Panto season is finally here and what better way to kick it off than with Robin Hood at the Greenwich Theatre?
When I interviewed Andrew Pollard in 2010 he said that he wouldn’t rule out directing the annual Greenwich pantomime alongside his regular writing and Dame duties and in his eighth year at the theatre his wish has been granted, directing for the first time whilst still proving that his Dame is one of the best in the business.
Pollard’s naughty, naughty Nursey is a real lesson in the art of playing Dame. Saucy for the adults and silly for the kids, she titillates the audience with her asides and ensures the panto staples are delivered with gusto. In an array of outlandish frocks, including one that brings to life the true meaning of having a bee in one’s bonnet, Pollard’s Nurse Joan Germoline is a bespectacled sight to behold.
Pollard’s regular sidekick Paul Critoph is also back for his seventh consecutive year, this time as a beat-box-rapping, food-lover-snacking Friar Tuck with Anthony Spargo returning too having joined the team for 2011’s Aladdin.
Spargo’s slimy Sheriff of Nottingham steals the show. His facial contortions and sneers have the audience booing so passionately that he declares a tax on such taunts, but it is in Act Two that the stage truly becomes his, strutting his stuff to Maroon 5’s ‘Moves Like Jagger’ which begins a glorious mash-up concluding with ’I’m Sexy And I Know It’. A firm favourite, Spargo has surely secured his right to join Pollard and Critoph for many more seasons upon the Greenwich stage.
With the popular panto staples firmly ticked off under Pollard’s writing reign, Robin Hood ventures in to new territory for the venue. First seen as a panto in 1795, the title is now rarely produced and it is easy to see why. A narrative must be invented and extended if dispensing with the Babes in the Wood aspect and here’s where this year’s production runs into problems: the second act is very musical number heavy, whilst the first act appears a little over-stuffed.

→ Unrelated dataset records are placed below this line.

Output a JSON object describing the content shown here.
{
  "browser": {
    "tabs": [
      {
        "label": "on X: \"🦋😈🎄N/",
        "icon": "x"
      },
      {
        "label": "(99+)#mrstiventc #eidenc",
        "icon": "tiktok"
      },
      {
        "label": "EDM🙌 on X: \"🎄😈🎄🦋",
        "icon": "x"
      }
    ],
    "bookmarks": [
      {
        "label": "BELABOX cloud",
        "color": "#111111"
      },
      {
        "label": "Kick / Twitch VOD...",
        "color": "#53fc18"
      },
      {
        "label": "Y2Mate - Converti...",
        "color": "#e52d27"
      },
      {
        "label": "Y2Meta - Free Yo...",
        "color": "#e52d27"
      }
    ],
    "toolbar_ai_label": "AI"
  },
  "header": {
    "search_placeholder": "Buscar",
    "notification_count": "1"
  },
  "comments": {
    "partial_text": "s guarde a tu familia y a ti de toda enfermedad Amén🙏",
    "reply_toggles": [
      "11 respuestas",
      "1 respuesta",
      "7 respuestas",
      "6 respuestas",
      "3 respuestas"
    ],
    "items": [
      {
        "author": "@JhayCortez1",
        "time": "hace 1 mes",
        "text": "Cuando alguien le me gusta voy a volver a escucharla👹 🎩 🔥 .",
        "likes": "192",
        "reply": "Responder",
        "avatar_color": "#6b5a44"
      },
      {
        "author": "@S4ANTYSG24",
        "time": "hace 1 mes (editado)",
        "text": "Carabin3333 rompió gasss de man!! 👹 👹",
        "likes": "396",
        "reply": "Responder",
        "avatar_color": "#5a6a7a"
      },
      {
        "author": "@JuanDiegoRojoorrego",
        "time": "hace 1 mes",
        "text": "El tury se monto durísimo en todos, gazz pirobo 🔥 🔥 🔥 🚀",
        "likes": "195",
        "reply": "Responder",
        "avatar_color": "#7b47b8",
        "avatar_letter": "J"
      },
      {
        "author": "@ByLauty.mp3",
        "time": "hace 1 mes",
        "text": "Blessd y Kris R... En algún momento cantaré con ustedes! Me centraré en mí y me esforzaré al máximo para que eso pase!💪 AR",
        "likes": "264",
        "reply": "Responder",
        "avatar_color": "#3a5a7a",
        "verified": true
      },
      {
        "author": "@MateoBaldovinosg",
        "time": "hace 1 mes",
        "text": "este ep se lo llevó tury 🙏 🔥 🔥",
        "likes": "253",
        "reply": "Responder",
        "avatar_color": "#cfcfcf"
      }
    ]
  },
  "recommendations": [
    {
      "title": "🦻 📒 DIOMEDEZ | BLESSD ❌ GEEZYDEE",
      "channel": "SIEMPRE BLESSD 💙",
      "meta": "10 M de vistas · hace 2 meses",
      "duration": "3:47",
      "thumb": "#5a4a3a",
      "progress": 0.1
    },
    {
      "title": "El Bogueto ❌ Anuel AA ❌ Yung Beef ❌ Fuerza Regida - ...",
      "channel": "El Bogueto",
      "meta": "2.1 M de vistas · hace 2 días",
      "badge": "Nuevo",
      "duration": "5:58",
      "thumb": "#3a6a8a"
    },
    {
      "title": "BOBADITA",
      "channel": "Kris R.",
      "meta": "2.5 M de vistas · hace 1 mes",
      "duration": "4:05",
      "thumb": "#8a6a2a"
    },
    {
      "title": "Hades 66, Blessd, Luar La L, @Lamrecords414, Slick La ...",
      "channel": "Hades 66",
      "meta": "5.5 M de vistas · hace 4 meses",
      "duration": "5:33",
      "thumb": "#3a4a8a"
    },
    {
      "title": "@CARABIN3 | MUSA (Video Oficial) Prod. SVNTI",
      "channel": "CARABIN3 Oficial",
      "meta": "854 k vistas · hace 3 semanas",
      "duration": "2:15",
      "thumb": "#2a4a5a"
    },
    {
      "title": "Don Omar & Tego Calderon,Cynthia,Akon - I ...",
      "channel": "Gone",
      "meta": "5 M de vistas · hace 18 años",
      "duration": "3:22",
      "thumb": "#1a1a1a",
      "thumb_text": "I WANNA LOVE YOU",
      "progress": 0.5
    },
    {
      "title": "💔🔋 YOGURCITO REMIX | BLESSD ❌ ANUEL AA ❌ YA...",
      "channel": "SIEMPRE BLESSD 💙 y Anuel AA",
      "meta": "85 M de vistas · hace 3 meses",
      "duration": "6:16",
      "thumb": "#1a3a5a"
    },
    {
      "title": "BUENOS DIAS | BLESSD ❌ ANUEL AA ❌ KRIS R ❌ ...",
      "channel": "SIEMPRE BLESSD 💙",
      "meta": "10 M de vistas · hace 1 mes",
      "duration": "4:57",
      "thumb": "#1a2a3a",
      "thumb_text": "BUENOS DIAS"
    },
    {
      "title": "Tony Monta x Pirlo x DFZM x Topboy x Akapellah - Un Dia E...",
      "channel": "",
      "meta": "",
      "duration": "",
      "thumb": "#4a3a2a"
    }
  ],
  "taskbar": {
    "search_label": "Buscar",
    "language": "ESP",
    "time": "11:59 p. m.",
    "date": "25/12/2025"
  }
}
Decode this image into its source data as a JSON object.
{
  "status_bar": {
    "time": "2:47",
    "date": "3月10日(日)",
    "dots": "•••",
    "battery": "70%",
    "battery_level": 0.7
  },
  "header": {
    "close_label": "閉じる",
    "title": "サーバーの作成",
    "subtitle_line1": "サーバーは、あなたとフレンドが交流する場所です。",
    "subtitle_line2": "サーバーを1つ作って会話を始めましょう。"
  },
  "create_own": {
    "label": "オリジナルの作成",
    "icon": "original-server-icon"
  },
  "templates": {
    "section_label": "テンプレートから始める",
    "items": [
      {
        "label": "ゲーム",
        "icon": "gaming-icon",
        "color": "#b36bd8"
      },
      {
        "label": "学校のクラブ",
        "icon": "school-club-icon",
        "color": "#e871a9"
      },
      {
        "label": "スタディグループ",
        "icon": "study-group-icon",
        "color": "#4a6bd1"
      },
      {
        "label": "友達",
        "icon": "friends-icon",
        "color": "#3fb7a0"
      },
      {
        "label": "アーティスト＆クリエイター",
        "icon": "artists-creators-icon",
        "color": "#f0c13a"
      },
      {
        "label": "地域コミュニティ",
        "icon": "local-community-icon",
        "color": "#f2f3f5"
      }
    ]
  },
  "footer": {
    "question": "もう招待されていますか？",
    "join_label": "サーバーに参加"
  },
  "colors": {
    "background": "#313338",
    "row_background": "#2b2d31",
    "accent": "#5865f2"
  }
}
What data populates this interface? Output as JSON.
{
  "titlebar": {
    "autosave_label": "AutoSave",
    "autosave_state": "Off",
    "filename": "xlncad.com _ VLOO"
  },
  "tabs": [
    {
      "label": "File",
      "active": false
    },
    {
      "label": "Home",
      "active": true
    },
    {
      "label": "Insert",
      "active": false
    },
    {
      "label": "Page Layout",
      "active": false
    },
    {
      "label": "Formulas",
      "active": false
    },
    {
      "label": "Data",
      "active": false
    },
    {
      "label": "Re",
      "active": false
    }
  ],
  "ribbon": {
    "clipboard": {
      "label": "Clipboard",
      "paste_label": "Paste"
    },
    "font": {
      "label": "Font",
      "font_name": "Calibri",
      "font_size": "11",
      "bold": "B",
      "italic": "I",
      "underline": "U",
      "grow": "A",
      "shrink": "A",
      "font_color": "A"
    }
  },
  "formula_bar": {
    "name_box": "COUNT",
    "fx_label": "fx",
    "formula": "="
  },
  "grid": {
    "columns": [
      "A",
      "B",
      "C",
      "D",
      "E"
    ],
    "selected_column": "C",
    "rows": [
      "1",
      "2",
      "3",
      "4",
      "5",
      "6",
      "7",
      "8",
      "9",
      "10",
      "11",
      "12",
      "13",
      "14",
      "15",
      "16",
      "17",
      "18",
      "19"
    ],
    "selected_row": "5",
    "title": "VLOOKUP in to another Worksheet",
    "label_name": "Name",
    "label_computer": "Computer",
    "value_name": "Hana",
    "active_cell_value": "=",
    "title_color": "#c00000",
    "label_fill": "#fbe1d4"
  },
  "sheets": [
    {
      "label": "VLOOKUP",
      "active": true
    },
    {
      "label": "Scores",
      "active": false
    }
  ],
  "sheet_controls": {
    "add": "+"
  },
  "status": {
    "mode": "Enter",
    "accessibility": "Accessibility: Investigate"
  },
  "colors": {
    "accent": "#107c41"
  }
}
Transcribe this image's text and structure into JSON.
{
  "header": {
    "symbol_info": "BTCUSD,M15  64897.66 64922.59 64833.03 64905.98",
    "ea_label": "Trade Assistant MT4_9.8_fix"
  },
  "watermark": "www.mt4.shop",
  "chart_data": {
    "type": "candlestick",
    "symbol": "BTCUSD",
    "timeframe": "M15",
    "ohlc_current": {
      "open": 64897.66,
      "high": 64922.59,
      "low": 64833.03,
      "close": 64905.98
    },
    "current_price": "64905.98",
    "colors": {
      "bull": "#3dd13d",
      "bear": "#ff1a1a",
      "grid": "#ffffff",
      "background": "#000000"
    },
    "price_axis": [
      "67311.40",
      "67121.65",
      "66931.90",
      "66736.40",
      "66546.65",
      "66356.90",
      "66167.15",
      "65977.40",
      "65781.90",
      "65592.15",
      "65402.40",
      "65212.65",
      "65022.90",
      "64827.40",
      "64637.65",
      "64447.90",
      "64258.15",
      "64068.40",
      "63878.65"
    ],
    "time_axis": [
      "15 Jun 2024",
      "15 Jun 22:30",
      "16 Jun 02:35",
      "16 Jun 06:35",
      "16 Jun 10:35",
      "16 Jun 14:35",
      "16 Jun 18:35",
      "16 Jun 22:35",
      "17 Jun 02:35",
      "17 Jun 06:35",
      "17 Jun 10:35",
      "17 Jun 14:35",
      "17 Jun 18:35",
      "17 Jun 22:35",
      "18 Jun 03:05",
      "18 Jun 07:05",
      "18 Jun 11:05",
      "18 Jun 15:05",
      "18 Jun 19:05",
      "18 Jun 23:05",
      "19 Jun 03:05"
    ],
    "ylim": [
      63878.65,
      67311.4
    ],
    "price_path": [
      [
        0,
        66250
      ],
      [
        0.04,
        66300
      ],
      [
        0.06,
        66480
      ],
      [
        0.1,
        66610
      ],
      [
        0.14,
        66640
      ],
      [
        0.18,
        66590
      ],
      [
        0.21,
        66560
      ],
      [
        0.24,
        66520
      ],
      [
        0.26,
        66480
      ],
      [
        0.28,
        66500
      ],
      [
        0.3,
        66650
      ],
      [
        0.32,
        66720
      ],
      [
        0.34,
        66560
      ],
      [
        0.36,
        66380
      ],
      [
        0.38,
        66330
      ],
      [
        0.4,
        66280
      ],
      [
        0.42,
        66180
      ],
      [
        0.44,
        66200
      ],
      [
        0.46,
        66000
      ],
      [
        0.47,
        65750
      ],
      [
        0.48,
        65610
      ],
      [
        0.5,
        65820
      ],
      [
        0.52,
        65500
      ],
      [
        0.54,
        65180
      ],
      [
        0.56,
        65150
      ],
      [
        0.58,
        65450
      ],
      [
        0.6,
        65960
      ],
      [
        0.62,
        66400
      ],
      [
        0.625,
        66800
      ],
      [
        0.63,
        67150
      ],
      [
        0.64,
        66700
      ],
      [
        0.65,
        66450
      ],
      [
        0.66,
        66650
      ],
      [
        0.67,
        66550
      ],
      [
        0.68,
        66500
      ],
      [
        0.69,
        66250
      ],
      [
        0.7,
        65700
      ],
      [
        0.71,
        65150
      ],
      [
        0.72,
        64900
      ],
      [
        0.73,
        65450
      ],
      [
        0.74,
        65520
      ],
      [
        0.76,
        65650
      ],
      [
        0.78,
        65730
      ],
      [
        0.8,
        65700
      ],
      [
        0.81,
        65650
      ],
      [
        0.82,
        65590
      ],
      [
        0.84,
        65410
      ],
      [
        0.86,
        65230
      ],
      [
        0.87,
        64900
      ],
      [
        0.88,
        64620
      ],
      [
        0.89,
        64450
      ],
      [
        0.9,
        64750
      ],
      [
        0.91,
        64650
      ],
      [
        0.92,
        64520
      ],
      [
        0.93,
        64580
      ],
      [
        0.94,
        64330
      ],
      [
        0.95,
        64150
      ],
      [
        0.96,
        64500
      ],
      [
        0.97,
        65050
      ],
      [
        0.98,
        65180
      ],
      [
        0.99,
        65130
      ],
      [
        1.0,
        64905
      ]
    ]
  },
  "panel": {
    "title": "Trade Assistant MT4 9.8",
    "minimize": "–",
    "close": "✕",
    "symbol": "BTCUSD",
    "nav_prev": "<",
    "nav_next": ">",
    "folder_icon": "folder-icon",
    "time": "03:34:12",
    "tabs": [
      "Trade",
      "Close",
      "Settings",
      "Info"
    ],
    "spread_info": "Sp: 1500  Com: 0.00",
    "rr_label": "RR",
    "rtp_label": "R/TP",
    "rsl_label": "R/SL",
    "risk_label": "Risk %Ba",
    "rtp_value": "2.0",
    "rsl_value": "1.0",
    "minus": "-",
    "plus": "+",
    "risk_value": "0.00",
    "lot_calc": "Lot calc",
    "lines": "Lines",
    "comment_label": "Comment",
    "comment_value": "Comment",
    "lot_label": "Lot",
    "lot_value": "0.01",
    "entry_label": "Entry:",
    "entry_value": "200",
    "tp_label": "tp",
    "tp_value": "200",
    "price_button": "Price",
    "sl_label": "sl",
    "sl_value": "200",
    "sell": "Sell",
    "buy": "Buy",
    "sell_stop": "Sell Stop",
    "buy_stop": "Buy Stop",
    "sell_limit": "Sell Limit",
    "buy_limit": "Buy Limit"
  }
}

A scene in which Nurse Germoline comes to the Sheriff’s aid to remove remnants of an arrow from his bottom doesn’t really go anywhere and is devoid of any slosh or rib-tickling slapstick. With most of the action occurring behind a hospital screen, an expectation of suggestive shadow play is sadly never met and the piece appears to have been included to ensure Act One breaks the 60-minute barrier. Similarly Act One’s triumphant conclusion complete with ’special effect’ lacks a big enough build up and still seems to be finding its feet a week into the run.
Where Pollard’s script excels, however, is in his decision to include not only a primary and secondary, but also a tertiary romance, each one perfectly plotted and defined.
As the principal lovers, Michael Harris makes a heroic Robin Hood with Arabella Rodrigo’s feisty Maid Marian proving that Principal Girls today are so much more than passive ballad belters. Both Harris and Rodrigo have glorious singing voices and although Rodrigo would benefit from toning her performance down at times, the two achieve that real rarity in Pantoland: believable chemistry.
In the role of Alan McDale, Garry Ellis is a giggling Scottish delight providing some leg in the absence of a female Principal Boy, whilst Caroline Koutsoudes’s Spanish senorita Consuela delivers plenty of Hex Factor with perfect comic timing.
A colourful set from Cleo Pettit suggests a new partnership at the theatre after she and Pollard provided script and scenery for Watford Palace’s Jack and the Beanstalk last year and once again Steve Markwick’s band treat the audience to the best of the year’s music together with a few all-time classics thrown in for good measure.
Having looked forward to this since the Olympics were in their borough earlier this year, the people of Greenwich are in for a real treat. As Robin Hood’s opening number decrees, ‘The Boys Are Back In Town!’